Lorsque la corrida prend l’allure d’un combat avec des toros difficiles et que ces difficultés soient en partie résolues par des toreros valeureux et capables, la corrida reprend tout son sens et nous oblige à réfléchir sur une autre forme de tauromachie dont les protagonistes toros et toreros ne créent pas l’émotion, parfois seulement l’esthétique ou l’art… et ce n’est pas rien, évidemment.
La corrida d’Adolfo Martin réunissait presque tous les critères qui satisfaisaient la majorité des aficionados qui garnissaient au ¾ la place de Las Ventas. Je dis presque car il manqua la séquence de la suerte de piques pour donner une meilleure note à des toros qui allèrent au cheval, certes, mais sans trop pousser sous le fer, mis en suerte à courte distance sauf le 4ème, la deuxième pique étant en général courte et peu appuyée.
Il y eut des toros montrant une pointe de mansedumbre pour être ensuite fixés, d’autres qui compliquèrent la pose des banderilles par leur course erratique pour enfin, dans les muletas des toreros, passer et se retourner brusquement obligeant le toreo sur jambes. Donc, l’ennui était absent et toute l’attention était portée sur les toreros sur leur façon de résoudre les problèmes posés, par leur métier, sang-froid et quelques détails à la fois techniques et artistiques.
Le moins rompu aux combats des corridas « dures » était Paco Ureña. Protégé de Taurodelta, la gérance de la plaza, il remplissait largement son contrat à ses deux faenas mais surtout à la deuxième réalisée à un toro plus assagi et moins âpre que ses congénères qui néanmoins le « cueillait » et subissait une sévère voltereta dès la première série à la muleta. Sans doute endolori mais rageur, il reprenait la muleta pour une faena presque exclusivement exécutée à gauche, en tout cas dessinant des naturelles au ralenti, courant la main pour allonger la passe, le toro se déplaçant aussi avec lenteur et classe, réduisant sa charge sur la fin. La réunion toro-torero était parfaite et émotive car on n’attendait pas de la part de Paco Ureña une telle profondeur dans le geste face au sérieux « Murciano » (*). Malheureusement un pinchazo, une épée ressortant dans les flancs et une entière en bonne place éliminaient toute possibilité d’octroi de trophées – les deux oreilles sans doute – mais la vuelta largement fêtée par la public fut une récompense bien méritée. A son premier, Ureña avait eu affaire avec un toro léger, cornivuelto, qui d’ailleurs le secouait à l’amorce d’une passe de poitrine et qui, par la suite, avec des retours rapides et bas dans la muleta, rendaient inutiles ses efforts de prolonger la passe. Il portait une estocade entière, recevant en prime un coup à la poitrine.

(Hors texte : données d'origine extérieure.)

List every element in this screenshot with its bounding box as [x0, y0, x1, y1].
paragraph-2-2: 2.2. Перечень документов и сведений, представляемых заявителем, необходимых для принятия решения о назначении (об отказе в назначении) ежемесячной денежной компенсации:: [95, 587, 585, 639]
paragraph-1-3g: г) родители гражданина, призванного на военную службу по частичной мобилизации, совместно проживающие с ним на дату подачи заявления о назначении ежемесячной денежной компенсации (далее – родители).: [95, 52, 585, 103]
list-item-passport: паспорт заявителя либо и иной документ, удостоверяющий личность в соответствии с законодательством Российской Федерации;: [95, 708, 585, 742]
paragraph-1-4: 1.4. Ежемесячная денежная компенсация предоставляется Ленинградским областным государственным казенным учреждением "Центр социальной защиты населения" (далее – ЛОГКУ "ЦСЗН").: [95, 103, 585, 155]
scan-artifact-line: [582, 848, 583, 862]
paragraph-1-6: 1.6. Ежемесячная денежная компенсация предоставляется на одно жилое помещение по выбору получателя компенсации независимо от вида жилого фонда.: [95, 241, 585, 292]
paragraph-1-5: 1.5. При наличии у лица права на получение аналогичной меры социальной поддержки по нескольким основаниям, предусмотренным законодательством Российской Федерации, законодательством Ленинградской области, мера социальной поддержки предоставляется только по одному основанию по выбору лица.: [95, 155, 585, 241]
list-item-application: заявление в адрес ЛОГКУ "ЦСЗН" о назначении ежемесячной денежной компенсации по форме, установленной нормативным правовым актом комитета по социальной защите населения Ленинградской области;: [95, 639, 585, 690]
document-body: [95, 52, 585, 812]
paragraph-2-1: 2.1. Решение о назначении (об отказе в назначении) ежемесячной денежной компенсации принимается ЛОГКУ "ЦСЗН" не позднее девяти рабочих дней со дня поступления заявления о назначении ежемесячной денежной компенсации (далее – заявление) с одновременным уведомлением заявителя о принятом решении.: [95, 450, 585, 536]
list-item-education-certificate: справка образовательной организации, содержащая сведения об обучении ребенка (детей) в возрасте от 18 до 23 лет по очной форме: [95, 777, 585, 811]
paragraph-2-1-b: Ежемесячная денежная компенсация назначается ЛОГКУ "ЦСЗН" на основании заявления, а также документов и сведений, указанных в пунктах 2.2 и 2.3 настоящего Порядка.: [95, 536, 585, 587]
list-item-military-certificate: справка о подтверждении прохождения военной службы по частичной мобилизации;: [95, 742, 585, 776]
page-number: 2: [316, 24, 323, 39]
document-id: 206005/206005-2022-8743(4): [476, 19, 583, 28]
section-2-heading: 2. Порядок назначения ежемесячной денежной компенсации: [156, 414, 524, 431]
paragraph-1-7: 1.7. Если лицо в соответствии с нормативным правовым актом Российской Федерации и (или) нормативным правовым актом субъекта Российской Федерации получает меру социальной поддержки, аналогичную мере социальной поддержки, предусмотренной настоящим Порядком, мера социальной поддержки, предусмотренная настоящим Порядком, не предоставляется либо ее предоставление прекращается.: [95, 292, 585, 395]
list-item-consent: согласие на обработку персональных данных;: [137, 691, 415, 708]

L’autre murciano, Rafael Rubio « Rafaelillo », habitué aux mille combats des corridas « dures », démontrait une fois de plus sa constance dans la lutte dans sa première faena, cherchant à tout instant le geste, le coup de muleta qui réussirait à réduire la vigueur et les charges au corps de ce toro qui donnait le ton de ce qu’allait être cette corrida intéressante (pour les aficionados…). « Rafaelillo » dominait la situation et par éclair on devinait une passe plus « templée » que d’autres, trompant l’espace d’une seconde l’impétuosité de l’animal. En conclusion, un pinchazo, une estocade un peu tombée et ensuite une longue ovation qui saluait cette faena vibrante. A son deuxième, après un quite de Robleño qui augurait une certaine qualité de charge, la faena se limitait à des séries de deux passes chacune et passe de poitrine, sans plus, car il fallait rompre aussitôt sur le retour. Un pinchazo et une estocade de ¾ d’épée arrière.
Fernando Robleño était le moins « servi » car son premier allait la tête à mi-hauteur et entrait au pas et se retournait, et ce, aussi bien à droite qu’à gauche. Son second qui paraissait le plus toréable, au contraire baissait exagérément la tête et même fléchissait des antérieurs. A la fin le toro « se couvrait » et le madrilène portait un coup d’épée entière en deux temps.
Jesús Romero saluait après la pose des banderilles au 5ème et dans la brega se distinguait Raúl Ruiz, tous deux de la cuadrilla de Fernando Robleño.
(*) Tel était le nom de ce toro qui était en l’occurrence torée à par Paco Ureña lui-même murciano de Lorca.
« Rafaelillo » : saluts aux deux. Fernando Robleño : silence aux deux. Paco Ureña : saluts ; un avis, ovacion et tour de piste. Georges Marcillac.